Joining McGee was bassist Mark Hendricks and drummer Rob Hulsman. This trio is Taildragger, but Christmas seemed to have come early with not one but two musical gifts in the form of Kentucky Headhunters guitarist Greg Martin and harmonica master Jim Rosen of the Mudcat Blues Band.
The band roamed and roared through the electric power blues genre, churning out gutsy covers and likeable originals. A rockedup version of Robert Johnson's "Come On In My Kitchen" was amazing and set the tone for one of Martin's torrid leads. Arguably, "Little Red Rooster" was the highlight of the set. Martin and McGee treated us to a tasty extended slide guitar duel, putting a spin on the Willie Dixon classic.
Anyone who is a casual local music fan knows the reputation of Jim Rosen as the premier blues harmonica player in town. And he only solidified that status on this night as he single-handedly saved several songs from being ho-hum filler. Rosen has the ability to make an average song good and a good song great by applying various styles and heart-on-sleeve attitude. On stage, Rosen is confident, cool and loose, be it slugging down a whiskey, sliding through a solo or howling like a hound dog. Whatever the moment needs, Rosen naturally will oblige.

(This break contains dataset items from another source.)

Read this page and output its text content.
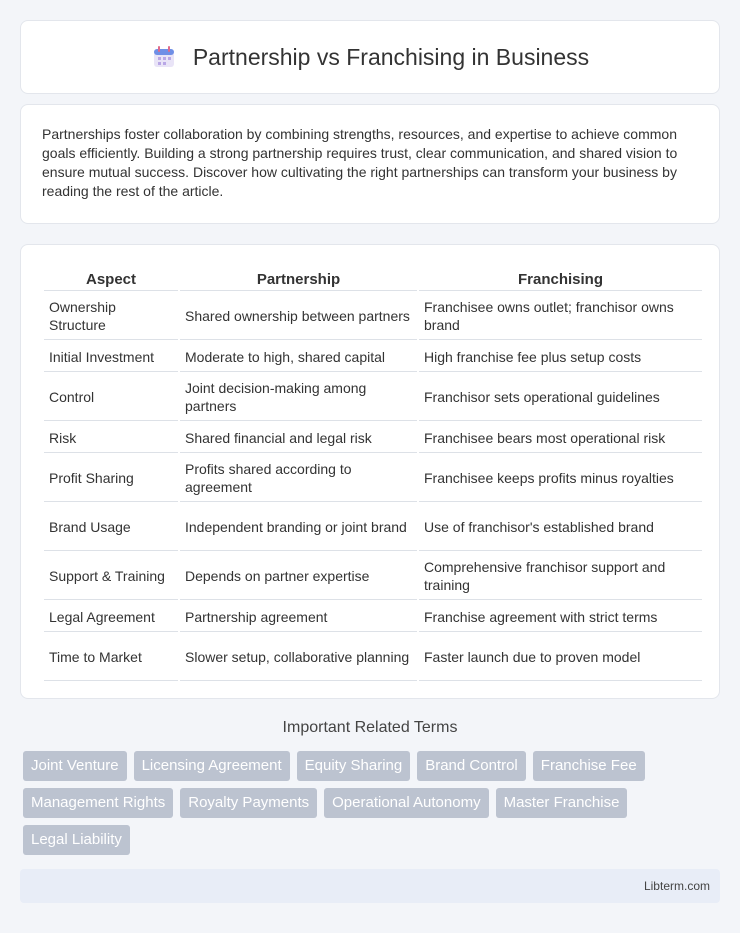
Partnership vs Franchising in Business

Partnerships foster collaboration by combining strengths, resources, and expertise to achieve common goals efficiently. Building a strong partnership requires trust, clear communication, and shared vision to ensure mutual success. Discover how cultivating the right partnerships can transform your business by reading the rest of the article.

Aspect	Partnership	Franchising
Ownership Structure	Shared ownership between partners	Franchisee owns outlet; franchisor owns brand
Initial Investment	Moderate to high, shared capital	High franchise fee plus setup costs
Control	Joint decision-making among partners	Franchisor sets operational guidelines
Risk	Shared financial and legal risk	Franchisee bears most operational risk
Profit Sharing	Profits shared according to agreement	Franchisee keeps profits minus royalties
Brand Usage	Independent branding or joint brand	Use of franchisor's established brand
Support & Training	Depends on partner expertise	Comprehensive franchisor support and training
Legal Agreement	Partnership agreement	Franchise agreement with strict terms
Time to Market	Slower setup, collaborative planning	Faster launch due to proven model
Important Related Terms
Joint Venture	Licensing Agreement	Equity Sharing	Brand Control	Franchise Fee
Management Rights	Royalty Payments	Operational Autonomy	Master Franchise
Legal Liability
Libterm.com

HeadHunter Martin gleefully hammed it up by playing the riff to "Achy Breaky Heart" and shaking his tush just like you-know-who. "I better stop before Jim walks off stage," said Martin.
The super-charged set was sparked by solid musicianship and laced with a mellow atmosphere. McGee's vocals were clean and crafty and the rhythm section of Hendricks and Hulsman didn't let up.
Better than an average Friday night? You bet your sweet Taildragger it was.